Claro que sou estou cá há pouco tempo morri sem querer ainda tinha muito que escrever e estava a fazê-lo só que tive de abandonar tudo de repente e vim cair aqui.
− Tal como eu meu amigo. Também não queria vir, estava até convencido que a minha hora ainda não tinha chegado, queria andar por lá até aos 99 e só morrer de desgosto de amor.
− Disso morri eu a minha Pilar ficou sozinha e agora não tem ninguém para a acompanhar.
 Pois até já estou a falar como o meu amigo daqui a bocado estou sem fôlego vou mas é colocar as vírgulas nos sítios e pôr letras grandes só depois dos pontos e colocar os travessões para sabermos quem é quem porque escrever assim é só para tipos com talento e eu não o tenho.
-- Claro, deixo isso ao seu critério cada um tem o seu método as suas idiossincrasias, Vamos lá então falar como as pessoas se por acaso pessoas nós agora somos.
-- Também não me sinto lá muito concreto, não me vislumbro mas existo, isto é diferente e muito esquisito. Não vejo ninguém a comandar, não há chefe, não há liderança.
-- Já houve, só que estamos num período de incertezas, parece que isto vai fechar, vai acabar, extinguir-se.
− Então? Porquê?
− Julgo que o partido teocrático lá de baixo, decidiu que isto era treta, que não existia, o presidente desse partido, por acaso eleito mas para cargo vitalício, resolveu dizer aos seguidores que o purgatório não o era e que ou se ia para o inferno ou para o céu e agora parece que até o inferno está em causa e lá vai o diabo para o desemprego.
− Mas como é que isto não existe se estamos aqui, se tantos também por aqui estão?
− Pois. E alguns até estavam quase a sair. Mais uns padres-nosso e algumas ave-maria e estavam de subida. Agora já ninguém os reza, não vão rezar para tirar almas de um lugar inexistente.

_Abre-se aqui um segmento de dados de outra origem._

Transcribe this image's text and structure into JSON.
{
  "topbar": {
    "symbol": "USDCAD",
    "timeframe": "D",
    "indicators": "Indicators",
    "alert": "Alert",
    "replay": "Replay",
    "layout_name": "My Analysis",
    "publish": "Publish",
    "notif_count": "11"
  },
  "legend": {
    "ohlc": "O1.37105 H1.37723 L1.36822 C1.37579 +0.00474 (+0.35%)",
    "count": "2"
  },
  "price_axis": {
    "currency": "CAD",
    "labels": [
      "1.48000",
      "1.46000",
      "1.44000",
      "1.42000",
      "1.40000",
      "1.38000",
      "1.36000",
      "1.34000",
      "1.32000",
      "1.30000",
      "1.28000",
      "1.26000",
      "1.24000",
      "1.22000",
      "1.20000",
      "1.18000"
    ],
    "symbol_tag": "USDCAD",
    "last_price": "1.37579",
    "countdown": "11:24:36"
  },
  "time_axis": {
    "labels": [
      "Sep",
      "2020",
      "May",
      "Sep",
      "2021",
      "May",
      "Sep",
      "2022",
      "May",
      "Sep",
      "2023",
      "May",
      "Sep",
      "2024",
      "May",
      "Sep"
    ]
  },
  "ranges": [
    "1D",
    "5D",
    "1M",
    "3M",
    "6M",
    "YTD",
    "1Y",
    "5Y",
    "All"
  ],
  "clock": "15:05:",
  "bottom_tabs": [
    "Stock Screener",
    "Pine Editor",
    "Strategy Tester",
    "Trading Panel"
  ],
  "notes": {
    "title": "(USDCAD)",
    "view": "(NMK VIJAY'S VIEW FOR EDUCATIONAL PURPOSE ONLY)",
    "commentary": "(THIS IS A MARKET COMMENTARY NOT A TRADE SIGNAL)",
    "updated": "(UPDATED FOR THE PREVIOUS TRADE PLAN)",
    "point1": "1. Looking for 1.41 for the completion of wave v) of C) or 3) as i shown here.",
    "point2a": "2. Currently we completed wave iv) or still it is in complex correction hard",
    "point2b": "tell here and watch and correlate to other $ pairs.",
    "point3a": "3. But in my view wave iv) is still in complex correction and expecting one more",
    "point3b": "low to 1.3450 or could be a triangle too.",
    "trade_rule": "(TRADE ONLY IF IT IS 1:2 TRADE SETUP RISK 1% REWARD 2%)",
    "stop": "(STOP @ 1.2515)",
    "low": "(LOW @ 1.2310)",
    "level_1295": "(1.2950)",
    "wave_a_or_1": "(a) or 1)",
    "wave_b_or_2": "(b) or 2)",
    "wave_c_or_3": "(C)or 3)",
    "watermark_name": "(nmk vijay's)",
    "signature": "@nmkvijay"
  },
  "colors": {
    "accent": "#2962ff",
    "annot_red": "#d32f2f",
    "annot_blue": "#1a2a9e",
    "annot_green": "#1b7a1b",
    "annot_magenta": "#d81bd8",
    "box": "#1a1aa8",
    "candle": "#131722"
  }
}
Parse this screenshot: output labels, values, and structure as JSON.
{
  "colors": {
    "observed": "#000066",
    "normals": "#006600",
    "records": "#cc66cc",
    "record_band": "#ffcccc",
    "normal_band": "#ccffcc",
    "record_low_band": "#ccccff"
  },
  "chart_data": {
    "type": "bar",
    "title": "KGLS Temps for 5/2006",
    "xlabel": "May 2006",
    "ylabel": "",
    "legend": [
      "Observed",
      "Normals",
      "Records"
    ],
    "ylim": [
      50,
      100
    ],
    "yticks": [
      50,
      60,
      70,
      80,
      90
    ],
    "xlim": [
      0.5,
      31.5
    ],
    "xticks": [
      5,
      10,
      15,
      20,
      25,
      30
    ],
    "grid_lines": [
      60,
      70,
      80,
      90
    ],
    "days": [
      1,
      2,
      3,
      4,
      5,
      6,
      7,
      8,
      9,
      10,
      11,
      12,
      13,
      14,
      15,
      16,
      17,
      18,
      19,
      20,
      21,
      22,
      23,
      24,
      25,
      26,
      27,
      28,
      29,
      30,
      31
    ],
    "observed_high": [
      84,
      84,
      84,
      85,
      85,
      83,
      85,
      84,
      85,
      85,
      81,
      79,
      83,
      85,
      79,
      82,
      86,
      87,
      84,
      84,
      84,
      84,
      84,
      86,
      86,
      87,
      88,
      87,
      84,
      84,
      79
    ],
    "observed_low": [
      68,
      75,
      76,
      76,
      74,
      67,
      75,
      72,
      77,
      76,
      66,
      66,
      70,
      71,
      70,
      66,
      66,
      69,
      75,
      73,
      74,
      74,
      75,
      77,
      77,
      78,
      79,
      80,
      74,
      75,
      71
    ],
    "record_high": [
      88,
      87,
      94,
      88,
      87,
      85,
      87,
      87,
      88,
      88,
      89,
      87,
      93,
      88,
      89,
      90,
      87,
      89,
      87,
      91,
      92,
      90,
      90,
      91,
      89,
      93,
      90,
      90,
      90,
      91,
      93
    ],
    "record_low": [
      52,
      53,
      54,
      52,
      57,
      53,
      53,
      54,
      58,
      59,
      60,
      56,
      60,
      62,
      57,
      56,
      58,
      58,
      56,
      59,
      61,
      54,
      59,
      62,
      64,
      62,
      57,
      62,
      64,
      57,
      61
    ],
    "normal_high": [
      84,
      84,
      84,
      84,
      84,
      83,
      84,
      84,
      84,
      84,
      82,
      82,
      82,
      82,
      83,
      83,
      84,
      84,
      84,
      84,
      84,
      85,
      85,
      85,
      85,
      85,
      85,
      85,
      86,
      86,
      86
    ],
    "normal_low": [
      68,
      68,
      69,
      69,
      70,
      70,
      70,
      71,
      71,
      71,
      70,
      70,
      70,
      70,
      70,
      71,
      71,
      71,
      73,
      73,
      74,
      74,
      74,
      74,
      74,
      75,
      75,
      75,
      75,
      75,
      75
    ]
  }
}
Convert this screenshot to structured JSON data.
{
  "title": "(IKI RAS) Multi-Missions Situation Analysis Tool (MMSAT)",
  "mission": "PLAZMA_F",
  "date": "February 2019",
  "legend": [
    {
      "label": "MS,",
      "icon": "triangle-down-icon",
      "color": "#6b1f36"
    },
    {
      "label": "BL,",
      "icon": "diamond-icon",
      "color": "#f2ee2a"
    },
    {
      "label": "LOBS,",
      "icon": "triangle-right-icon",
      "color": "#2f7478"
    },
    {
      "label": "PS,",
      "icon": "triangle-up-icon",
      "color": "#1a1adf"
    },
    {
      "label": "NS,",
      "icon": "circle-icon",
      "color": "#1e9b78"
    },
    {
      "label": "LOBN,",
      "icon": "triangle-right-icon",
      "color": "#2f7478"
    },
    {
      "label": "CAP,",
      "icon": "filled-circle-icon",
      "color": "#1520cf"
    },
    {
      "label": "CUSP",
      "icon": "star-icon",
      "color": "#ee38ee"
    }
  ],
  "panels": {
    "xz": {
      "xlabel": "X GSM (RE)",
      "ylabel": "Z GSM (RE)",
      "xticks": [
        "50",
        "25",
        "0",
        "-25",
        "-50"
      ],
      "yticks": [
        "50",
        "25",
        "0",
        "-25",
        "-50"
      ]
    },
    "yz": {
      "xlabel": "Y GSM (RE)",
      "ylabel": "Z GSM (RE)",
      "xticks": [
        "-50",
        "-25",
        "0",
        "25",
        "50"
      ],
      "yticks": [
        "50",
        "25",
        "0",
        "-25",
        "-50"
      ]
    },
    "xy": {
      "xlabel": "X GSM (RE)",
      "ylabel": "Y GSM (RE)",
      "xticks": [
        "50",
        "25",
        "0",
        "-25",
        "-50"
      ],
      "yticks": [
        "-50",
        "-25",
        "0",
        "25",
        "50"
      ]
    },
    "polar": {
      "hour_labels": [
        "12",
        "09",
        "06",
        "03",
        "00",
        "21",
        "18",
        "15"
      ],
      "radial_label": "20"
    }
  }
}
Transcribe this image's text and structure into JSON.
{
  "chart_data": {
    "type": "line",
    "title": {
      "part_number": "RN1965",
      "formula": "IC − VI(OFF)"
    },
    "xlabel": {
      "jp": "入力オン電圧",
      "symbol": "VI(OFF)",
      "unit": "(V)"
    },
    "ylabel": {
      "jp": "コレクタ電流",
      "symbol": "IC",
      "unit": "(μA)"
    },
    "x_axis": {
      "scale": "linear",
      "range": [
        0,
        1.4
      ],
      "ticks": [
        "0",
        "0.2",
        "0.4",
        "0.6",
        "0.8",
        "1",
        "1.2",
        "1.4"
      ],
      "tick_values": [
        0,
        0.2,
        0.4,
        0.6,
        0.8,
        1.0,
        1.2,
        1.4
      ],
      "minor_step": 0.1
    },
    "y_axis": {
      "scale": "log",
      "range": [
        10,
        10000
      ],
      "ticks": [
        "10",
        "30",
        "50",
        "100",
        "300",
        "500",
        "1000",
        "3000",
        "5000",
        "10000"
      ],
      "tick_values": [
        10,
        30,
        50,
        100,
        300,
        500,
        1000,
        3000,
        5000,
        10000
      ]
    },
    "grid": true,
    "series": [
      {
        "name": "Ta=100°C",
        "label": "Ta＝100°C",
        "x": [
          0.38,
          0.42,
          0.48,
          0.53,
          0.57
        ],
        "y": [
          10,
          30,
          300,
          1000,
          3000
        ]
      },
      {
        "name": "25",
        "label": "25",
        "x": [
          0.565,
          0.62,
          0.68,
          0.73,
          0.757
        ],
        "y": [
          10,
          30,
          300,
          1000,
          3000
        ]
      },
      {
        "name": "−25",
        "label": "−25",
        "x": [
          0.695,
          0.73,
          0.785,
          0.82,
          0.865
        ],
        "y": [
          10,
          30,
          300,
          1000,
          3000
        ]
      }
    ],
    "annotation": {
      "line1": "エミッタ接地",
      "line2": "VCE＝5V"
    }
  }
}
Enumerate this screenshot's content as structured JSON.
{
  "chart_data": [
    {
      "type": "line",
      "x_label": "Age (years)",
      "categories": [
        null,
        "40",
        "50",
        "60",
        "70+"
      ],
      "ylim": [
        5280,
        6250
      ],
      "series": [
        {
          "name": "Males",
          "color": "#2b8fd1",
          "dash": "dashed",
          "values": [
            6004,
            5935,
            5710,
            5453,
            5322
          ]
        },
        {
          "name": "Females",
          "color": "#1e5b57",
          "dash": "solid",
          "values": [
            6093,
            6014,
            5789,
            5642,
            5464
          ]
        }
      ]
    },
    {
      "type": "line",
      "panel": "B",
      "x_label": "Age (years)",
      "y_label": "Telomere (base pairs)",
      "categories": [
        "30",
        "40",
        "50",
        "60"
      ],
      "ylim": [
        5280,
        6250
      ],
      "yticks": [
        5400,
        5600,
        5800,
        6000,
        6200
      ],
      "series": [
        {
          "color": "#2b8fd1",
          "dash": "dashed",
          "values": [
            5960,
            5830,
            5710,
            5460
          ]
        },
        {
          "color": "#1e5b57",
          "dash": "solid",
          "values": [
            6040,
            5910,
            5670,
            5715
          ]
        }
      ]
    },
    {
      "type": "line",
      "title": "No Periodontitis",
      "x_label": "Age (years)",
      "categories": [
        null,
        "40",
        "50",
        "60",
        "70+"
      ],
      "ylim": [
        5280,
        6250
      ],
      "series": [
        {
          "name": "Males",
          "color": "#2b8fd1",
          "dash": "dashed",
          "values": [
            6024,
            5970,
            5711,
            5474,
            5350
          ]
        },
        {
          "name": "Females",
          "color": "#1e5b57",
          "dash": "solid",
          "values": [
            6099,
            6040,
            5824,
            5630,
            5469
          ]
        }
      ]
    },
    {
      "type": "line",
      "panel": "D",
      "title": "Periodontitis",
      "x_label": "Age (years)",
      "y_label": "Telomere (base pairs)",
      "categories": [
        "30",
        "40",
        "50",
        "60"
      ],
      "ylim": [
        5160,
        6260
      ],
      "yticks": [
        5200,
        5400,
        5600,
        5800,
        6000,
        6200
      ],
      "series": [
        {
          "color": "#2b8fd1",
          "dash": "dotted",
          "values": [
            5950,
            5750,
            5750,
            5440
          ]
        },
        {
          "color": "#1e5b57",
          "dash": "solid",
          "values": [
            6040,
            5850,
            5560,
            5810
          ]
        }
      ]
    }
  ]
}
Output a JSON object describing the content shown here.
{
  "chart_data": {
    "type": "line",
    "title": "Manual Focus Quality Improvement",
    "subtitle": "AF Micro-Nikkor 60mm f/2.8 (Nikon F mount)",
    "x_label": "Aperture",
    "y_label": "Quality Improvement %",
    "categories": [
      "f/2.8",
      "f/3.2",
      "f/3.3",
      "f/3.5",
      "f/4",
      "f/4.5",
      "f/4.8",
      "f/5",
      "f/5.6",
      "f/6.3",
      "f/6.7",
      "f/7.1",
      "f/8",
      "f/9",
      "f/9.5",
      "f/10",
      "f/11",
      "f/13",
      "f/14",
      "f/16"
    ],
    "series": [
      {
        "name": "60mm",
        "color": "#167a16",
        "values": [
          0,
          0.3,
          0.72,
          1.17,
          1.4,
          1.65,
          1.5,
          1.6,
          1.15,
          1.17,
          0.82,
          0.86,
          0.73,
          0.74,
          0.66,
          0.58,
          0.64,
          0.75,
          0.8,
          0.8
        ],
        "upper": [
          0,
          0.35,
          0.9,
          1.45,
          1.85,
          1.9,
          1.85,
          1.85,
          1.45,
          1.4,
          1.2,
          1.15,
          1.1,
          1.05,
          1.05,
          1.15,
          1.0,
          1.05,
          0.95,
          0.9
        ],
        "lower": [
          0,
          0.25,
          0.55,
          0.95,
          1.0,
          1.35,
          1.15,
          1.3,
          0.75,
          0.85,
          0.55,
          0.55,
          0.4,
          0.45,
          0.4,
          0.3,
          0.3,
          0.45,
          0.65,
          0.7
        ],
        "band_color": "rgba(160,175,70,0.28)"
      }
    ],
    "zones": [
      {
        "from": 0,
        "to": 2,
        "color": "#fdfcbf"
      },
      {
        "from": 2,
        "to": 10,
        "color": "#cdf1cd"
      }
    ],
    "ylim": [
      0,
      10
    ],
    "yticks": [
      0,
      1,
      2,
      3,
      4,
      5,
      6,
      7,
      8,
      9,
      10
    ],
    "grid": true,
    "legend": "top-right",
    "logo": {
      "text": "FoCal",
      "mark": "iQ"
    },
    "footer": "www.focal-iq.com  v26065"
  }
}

− E nós? Quem rezará por nós?
− Olhe amigo, pode ser que haja alguém das nossas relações que seja céptico, que não tenha acreditado no JP2. Muitos ainda rezam à Filomena que continua a ser santa nas suas mentes mas que nunca o foi apesar de muitos anos o ter sido na mente dos seus devotos.
− Estamos lixados. Vamos ficar aqui “ad eternum”, ninguém irá saber de nós, vamos apodrecer antes daqui sairmos se por acaso almas apodrecem, penso que não. Mas agora pergunto. Saramago no purgatório? Um comunista ateu que até escreve evangelhos mas não escrito por seguidores, antes descrito pela personagem principal. Sacrilégio sem perdão, ignomínia irremissível. Devia ter ido directo para o inferno, pelo menos é lá que alguns o julgam, principalmente aqueles a quem o meu amigo, após a revolução, atirou para o desemprego.
− Pois é. Afinal parece que não fiz tanto mal como julgaram, que não sou traidor como me chamaram, até lá em baixo já me inocentaram, pelo menos no meu funeral apareceram lá todos, só lá não vi o Lara e o Grande Chefe, mas também era pedir demais.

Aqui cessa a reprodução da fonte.